For the results presented below I used the 3D Mark Android benchmark suite. Prior to running each test I topped off my phone, and let it cool to room temperature following the charge. I rebooted to minimize the likelihood of anything running in the background, and ran the latest Wild Life Extreme Stress Test. This test runs for twenty, one minute loops and each loop is scored based on how the device performed. A long duration test here is required to really see what the Peltier system of the GameSir X3 can do to mitigate performance throttling due to heat, and… well, it works! I was most surprised to see the performance floor nearly double (915 to 1651) and, the device stayed 4*C cooler while performing better.
|Benchmark Test – Without Fan||Benchmark Test – With Fan|
What I like
- Premium features such as kailh switches and customizable configuration (thumb sticks, dpad, physical button layout)
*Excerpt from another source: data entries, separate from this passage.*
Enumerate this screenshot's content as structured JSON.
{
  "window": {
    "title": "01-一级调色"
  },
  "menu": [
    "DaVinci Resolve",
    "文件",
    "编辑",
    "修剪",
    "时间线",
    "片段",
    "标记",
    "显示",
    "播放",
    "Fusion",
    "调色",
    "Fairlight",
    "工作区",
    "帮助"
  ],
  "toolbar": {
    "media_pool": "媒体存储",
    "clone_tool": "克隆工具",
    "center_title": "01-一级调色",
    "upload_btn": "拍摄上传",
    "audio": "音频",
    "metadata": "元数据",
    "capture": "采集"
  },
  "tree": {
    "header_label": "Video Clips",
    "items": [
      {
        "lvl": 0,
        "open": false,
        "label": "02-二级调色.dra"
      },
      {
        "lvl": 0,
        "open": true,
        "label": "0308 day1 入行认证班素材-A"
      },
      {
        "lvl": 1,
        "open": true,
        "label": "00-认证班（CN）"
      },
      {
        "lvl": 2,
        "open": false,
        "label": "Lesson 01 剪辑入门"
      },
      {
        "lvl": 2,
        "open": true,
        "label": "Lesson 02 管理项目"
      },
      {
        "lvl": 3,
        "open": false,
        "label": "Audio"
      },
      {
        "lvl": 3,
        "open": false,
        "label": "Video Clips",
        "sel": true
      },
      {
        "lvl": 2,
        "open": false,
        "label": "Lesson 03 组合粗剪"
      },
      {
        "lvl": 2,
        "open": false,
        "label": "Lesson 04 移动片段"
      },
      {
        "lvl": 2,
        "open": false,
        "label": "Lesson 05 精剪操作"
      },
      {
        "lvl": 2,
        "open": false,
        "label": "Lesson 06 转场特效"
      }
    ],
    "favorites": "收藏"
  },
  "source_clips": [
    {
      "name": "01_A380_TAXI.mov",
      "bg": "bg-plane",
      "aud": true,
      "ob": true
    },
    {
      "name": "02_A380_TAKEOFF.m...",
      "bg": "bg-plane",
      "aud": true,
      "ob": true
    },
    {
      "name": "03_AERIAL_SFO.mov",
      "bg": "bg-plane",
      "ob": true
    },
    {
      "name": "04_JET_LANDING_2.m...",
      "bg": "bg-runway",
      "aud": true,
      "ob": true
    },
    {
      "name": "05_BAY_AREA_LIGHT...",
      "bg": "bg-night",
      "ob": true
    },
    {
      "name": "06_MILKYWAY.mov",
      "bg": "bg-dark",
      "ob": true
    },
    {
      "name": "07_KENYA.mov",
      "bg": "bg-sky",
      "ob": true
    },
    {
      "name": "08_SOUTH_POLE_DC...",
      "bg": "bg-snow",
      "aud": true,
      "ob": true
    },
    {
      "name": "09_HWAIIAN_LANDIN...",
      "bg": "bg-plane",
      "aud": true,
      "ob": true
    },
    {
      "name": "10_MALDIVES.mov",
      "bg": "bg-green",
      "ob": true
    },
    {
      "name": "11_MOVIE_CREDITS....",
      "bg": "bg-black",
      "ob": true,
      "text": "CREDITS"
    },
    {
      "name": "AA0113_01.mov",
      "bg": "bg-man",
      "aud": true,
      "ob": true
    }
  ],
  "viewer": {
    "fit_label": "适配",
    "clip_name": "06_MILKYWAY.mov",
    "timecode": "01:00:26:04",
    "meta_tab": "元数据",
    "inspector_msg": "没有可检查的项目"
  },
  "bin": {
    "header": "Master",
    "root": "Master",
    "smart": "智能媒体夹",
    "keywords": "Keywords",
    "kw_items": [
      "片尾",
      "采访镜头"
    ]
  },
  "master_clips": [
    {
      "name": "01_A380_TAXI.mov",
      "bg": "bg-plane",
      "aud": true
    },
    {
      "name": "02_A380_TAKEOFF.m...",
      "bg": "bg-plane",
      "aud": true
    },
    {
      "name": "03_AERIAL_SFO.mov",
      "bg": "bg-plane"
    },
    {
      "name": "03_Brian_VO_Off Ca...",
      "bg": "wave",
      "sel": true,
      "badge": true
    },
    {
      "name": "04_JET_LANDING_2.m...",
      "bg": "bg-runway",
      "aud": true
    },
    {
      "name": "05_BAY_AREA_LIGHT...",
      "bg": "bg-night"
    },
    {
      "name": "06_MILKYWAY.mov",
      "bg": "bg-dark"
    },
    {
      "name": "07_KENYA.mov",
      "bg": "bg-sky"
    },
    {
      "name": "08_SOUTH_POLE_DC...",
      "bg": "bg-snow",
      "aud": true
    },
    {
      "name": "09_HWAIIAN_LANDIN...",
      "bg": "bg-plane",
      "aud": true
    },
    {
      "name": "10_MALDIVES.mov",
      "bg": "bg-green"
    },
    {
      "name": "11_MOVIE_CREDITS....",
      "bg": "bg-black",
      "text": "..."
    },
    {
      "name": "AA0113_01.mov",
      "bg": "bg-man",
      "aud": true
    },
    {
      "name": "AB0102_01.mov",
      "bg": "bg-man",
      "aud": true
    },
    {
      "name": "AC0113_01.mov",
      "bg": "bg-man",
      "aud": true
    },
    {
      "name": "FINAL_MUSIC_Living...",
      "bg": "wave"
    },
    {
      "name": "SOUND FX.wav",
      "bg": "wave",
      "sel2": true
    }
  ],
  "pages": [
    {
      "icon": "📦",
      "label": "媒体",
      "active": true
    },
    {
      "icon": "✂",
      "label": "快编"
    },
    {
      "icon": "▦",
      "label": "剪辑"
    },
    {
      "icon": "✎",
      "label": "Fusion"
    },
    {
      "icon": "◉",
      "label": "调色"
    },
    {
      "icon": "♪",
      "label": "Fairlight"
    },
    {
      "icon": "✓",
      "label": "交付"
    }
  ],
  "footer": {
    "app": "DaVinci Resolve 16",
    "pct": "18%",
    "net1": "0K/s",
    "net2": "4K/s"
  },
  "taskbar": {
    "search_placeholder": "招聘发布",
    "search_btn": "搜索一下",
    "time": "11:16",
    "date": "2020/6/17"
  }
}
- The fan demonstrably works to improve device performance
- Comfortable, secure form factor
What I’d Change
- Rubberize the back shell
- Eliminate the need for two different connections for the fan and power pass through
- Quality of life improvements from the app. The app feels more like a storefront, and should instead be a companion to enable customization of the controller.
The GameSir X3 Type-C mobile gaming controller is a really, really good controller. I was a bit skeptical about the use case for a cooling solution for a mobile device, but I’ll be the first to admit that my skepticism was unfounded. The team at GameSir have come up with a fantastic device in the X3, and this should be at the top of the list for anyone looking for a controller for their Android phone.